Студенты расслабились, начали делиться впечатлениями о марафоне.

Тут распахнулась дверь, и в спортзал с выпученными глазами влетели две очкастых первокурсницы.

— КОРАБЛЬ ПРИБЫЛ!! — завопили они. — ВСЕ НА ПРИСТАНЬ!!!

Не спрашивая разрешения у преподавателя, культурологи радостно завизжали и помчались к двери, даже не переодеваясь. Следует прояснить ситуацию: со дня на день город ожидал прибытия плавающего Цирка Красной Королевы, который радовал Худобедно своими представлениями один раз в пять лет. Тарас, словно курица за цыплятами, принялся носиться за разбегающимися культурологами, хватая их за шкирки и руки, но те ловко выворачивались и удирали. Растерянный и одинокий, стоял он посреди зала до тех пор, пока в дверь не заглянул улыбающийся ректор, держащий за руку подпрыгивающую на месте секретаршу.

— Ну что же вы стоите, Тарас Васильевич? — крикнул он. — Занятия отменяются, бежим на пристань!!!

И ректор с секретаршей умчались. Обрадованный Тарас (на самом деле он тоже очень хотел посмотреть на прибытие корабля) выхватил мобильник и быстро набрал номер учительской той школы, где работал Гуттенморгов. Однако, когда секретарь наконец его пригласила, оказалось, что у него сейчас контрольная и что он не только не может никуда пойти, но и не хочет, потому что ему абсолютно, понимаете ли, наплевать на общественные мероприятия подобного плана. Тарасу было неприятно это слышать, но на всякий случай он извинился перед другом за то, что отвлёк его от занятий, после чего поинтересовался, почему его ученики не побежали на пристань, если даже у них в колледже занятия отменили. «Я запер дверь на ключ, чтобы не убежали, — ответил Гуттенморгов. — Не фиг дурью маяться, пускай учатся». Секретарша, по его словам, только что покинула здание. Поражаясь чёрствости друга, Тарас приготовился было отключится, но Гуттенморгов посоветовал ему позвонить на работу Тане, которая, будучи эмоциональней сожителя, тоже мечтала посмотреть на прибытие цирка.

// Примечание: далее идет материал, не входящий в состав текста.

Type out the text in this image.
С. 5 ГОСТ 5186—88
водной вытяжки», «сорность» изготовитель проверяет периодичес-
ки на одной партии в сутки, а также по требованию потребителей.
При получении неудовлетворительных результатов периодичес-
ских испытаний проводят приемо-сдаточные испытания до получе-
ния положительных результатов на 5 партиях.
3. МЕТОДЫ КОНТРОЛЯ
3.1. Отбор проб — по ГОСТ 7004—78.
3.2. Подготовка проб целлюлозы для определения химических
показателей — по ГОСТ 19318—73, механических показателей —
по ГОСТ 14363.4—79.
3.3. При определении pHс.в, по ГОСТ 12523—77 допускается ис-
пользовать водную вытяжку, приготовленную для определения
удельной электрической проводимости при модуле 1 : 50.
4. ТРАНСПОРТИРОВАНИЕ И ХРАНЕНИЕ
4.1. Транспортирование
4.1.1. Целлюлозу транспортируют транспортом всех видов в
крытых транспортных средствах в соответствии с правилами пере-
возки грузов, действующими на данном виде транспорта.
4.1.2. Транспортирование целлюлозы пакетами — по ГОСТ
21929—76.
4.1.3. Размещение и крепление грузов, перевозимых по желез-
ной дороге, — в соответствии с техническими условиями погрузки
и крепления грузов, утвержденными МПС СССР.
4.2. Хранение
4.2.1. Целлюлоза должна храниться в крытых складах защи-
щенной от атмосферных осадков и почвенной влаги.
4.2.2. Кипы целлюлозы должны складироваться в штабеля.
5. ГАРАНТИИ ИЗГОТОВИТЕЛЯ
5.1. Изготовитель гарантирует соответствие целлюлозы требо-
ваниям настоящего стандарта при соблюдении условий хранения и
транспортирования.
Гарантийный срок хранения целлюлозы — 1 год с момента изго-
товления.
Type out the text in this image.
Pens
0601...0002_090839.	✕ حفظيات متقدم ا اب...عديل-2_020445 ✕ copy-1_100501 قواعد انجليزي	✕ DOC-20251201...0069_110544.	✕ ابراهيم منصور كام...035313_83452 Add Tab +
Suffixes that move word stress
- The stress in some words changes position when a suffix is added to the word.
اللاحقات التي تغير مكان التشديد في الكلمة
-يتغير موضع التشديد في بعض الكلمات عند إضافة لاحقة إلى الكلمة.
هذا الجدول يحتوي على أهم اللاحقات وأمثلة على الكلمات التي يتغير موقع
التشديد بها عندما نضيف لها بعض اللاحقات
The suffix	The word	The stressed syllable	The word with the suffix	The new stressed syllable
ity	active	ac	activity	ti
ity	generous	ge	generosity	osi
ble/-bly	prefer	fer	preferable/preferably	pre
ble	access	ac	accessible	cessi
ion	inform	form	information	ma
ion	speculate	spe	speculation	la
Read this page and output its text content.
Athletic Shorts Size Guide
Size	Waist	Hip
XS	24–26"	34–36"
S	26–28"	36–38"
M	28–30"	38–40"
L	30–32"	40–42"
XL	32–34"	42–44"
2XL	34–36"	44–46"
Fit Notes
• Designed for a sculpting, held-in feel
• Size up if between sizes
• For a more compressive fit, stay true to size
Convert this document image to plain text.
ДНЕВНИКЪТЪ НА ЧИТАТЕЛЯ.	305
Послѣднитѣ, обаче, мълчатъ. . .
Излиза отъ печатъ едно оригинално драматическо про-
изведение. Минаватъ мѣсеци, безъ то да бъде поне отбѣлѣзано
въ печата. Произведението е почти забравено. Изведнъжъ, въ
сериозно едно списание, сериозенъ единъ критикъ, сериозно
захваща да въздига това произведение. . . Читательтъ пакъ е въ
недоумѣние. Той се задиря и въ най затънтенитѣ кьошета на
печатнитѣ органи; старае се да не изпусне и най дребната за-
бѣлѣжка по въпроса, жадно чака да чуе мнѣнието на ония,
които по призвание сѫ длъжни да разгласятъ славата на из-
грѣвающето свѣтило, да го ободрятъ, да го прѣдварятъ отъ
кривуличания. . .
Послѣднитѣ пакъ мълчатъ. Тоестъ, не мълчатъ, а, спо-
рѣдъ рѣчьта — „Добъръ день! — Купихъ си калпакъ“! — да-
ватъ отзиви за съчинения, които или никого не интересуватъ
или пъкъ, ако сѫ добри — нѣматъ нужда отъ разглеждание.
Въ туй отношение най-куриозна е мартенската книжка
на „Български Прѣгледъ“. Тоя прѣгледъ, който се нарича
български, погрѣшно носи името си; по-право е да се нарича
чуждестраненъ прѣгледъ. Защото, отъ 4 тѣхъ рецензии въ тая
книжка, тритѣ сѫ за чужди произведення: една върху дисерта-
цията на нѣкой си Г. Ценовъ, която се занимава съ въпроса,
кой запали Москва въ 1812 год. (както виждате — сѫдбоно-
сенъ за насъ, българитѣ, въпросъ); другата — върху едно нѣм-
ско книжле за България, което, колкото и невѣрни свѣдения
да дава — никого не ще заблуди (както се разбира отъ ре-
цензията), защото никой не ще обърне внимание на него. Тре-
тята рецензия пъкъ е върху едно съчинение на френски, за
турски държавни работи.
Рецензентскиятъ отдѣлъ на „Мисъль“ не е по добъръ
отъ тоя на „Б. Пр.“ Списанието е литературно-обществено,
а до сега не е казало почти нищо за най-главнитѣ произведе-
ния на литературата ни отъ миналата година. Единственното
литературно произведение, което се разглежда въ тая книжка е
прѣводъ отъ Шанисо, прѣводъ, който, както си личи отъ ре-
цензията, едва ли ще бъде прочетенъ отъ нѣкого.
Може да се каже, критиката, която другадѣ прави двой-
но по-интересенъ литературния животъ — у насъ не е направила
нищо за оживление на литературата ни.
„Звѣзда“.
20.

Предложение Гуттенморгова очень обрадовало Тараса, и он поспешил претворить его в жизнь. К этой удивительной женщине, умеющей менять размеры в зависимости от настроения, он питал очень нежные чувства и иногда всерьёз задумывался о поиске и последующем уничтожении той грани, которая отделяет дружескую любовь от половой. Порой Тарасу казалось, что и Таня тоже пытается отыскать эту же самую грань, как будто он и она всю жизнь шли навстречу друг другу, но впереди их поджидала стеклянная стена, которую никто из них до сих пор не решается разбить. Таня — потому что считает неправильным изменять сожителю; Тарас — потому что не может совершить предательство по отношению к другу… к тому человеку, который вытащил его из пост-алкогольной комы и помог забыть про горы. Поэтому свои истинные чувства к Тане он старался глушить, хотя и не был уверен, что проделывает это удачно.

Трепеща от приятных чувств, он набрал служебный номер Тани. Работала девушка в паспортном столе, заполняя там всякие бумажки. Как выяснилось, она как раз готовилась покинуть кабинет, поскольку автобус, принадлежащий организации, уже стоял у крыльца и сигналил, сзывая к себе пассажиров. Тарас вкратце пересказал Тане свой диалог с Гуттенморговым, и она согласилась его подождать.

Выведя из подсобки велосипед, на котором он всегда ездил на работу, Тарас оседлал его и быстро покатил к паспортному столу, откуда — уже с Таней, сидящей на раме — направил своего железного друга к пристани.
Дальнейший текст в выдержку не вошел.